Necatigil’in içinde yaşadığı toplumun iktisadi ilişkilerinin, üst yapının bir parçası ve edebiyat ürünlerinden olan “Panik” şiirine yansıdığını görebilmekteyiz. Söz konusu şiir şu şekildedir:

Panik

Artık ıssız kırları bıraktı Pan;
Şimdi birçok ülkelerin milyonluk kentlerinde
Asfaltlarda, betonlarda dolaşıyor
Kızgın, uzun yazların öğlen saatlerinde.

Blok apartmanların şahane katlarından
En çalımlı taşıtlara atlıyor.
Devcileyin arkalar, koskoca bankalardan
Yanında yardakçılar, yaşıyor.

Sessiz dilsiz kimseleri kestiriyor gözüne,
Dişlilerden kaçıyor.
Fabrika duvarları sağır kale kapıları
Yılgın yorgun adamlar, bezgin ürkek kadınlar..
Çullanıyor onların az ekmek sevincine.

Değil yalnız yazların kızgın sıcaklarında
Hemen her gün, hele büyük kentlerde
Bulvarları tarıyor, hain gülüşleri sessiz.
Pan'la karşı karşıya, gözleri kararıyor
Katı cıvık asfaltta yalın ayak bir işsiz.

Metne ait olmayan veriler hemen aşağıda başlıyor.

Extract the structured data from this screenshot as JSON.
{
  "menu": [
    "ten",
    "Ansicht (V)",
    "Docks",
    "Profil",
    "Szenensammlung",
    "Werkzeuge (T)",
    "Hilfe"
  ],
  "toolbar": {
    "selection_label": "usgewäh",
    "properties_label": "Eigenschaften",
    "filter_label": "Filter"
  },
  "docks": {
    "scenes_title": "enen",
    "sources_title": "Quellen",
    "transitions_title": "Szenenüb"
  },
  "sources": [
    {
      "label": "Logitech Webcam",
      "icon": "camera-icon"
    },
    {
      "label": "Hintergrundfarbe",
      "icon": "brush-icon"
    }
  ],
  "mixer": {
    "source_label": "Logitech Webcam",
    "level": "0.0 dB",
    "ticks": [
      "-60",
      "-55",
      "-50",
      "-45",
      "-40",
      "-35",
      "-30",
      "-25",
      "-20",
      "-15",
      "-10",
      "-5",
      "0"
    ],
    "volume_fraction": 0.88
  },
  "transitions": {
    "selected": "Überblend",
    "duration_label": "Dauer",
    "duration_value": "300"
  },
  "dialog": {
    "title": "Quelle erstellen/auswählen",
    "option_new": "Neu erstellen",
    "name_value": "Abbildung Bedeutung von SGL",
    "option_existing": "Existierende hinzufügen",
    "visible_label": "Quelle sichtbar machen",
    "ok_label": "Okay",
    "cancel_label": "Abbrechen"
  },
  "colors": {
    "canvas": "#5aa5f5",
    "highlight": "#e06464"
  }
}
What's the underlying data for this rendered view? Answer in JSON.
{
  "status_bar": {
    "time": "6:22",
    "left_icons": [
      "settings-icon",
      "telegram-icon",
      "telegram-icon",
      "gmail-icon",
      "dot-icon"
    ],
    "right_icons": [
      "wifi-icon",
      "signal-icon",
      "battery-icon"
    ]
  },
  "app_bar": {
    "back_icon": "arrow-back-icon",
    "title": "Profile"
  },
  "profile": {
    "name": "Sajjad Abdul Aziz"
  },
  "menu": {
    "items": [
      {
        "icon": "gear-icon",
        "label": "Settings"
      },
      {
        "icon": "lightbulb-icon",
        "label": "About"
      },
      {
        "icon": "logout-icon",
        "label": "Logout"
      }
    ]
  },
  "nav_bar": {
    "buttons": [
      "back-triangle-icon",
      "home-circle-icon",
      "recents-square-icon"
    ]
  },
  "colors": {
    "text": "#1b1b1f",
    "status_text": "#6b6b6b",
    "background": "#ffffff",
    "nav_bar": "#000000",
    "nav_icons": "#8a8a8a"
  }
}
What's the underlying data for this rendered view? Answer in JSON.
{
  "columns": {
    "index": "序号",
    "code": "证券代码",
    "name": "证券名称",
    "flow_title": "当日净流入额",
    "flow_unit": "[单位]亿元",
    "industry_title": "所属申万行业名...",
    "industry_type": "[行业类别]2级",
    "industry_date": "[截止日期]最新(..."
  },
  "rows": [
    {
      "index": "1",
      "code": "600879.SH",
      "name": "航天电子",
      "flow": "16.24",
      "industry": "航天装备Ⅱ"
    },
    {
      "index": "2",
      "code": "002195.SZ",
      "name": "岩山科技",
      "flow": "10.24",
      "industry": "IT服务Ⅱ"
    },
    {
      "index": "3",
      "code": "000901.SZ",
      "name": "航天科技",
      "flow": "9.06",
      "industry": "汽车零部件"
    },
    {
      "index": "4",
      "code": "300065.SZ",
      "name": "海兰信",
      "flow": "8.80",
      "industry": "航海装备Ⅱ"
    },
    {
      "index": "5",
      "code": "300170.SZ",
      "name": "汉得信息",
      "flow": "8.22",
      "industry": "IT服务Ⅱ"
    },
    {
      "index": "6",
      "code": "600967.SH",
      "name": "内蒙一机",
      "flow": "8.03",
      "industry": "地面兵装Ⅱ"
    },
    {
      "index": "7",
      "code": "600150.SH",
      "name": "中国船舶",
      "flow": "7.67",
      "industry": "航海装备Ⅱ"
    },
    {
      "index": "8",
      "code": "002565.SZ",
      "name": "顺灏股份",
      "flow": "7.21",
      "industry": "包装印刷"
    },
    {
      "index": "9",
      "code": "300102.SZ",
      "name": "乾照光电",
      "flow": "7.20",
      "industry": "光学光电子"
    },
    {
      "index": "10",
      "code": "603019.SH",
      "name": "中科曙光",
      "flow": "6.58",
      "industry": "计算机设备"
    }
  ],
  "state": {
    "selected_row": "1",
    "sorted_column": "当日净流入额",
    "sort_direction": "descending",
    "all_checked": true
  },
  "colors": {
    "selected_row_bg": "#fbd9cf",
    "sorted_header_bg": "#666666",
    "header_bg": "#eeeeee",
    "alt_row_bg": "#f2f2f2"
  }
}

Yoksullar açlar hastalar sürünürken
Kentlerin göbeğinde, kuytu köşelerinde;
Hıncını alamamış sanki insanlardan
Uygarlığı zalim, daha da azıtıyor
Atom bombalarında, uzay füzelerinde.

Yarınlar? Gizli kara gazte haberlerinde
O varsa ekmeklerde, sularda ağulu
Hattâ çocuk yüzlerine düşmüşse gölgesi,
Keser bizim gibiler yarınlardan umudu.

Renklerde, emeklerde, ırklarda..
Yahudiler, işçiler, zenciler.. Pan!
Şu dünyada insanca yaşamak da yoksa
Ne kalıyor geriye, yüzyıllardan?

Behçet Necatigil bu şiirinde imgeler ve mitolojik göndermeler yoluyla yaşadığı toplumu yansıtmıştır. Bu imgeleri ve göndermeleri anlamlandırabilmek için şiirin arka planına bakmak gerekir. Şiir, Klasik Yunan mitolojisinde keçi ayaklı olan ve kırlarda flüt çalarak dolaşan tanrı Pan’ın artık kırları terk ettiğini ve kentlerde dolaştığını söyleyerek başlar. Behçet Necatigil ‘100 Soruda Mitologya’ adlı eserinde tanrı Pan hakkında şunları dile getirir:

“Pan, Dağlık Arkadia’da küçükbaş hayvanların, çobanların tanrısı. Keçi ayaklı Pan, Hermes’in oğludur. Tanrıların, çokluk, insan kılığında değil de hayvan kılığında düşünüldüğü ilk zamanlarda Pan da keçi kafalıydı; sonradan bu keçi kafasından sadece boynuzlar ve sakal alıkonarak, yüzü insan yüzü oldu. Pan, çoban kavalını sever, azgın tekeler gibi güzel Nympha’ların peşine düşerdi. İnsanların, hayvanların uyuduğu, kızgın, ıssız yaz öğlelerinde birdenbire, beklenmedik gürültüler koparır, dört bir yana “panik” korkular saçardı. Marathon Savaşı gecesi Persleri bu biçimde paniğe uğrattığı için, Atinalılar savaştan sonra tanrı Pan’a Akropolis eteğinde bir tapınak yaptılar. Pan sözü Yunancada “bütün” anlamına geldiğinden Mistikler, sonraları Pan’ı her şeyi yapabilir bir tanrı payesine çıkardılar.”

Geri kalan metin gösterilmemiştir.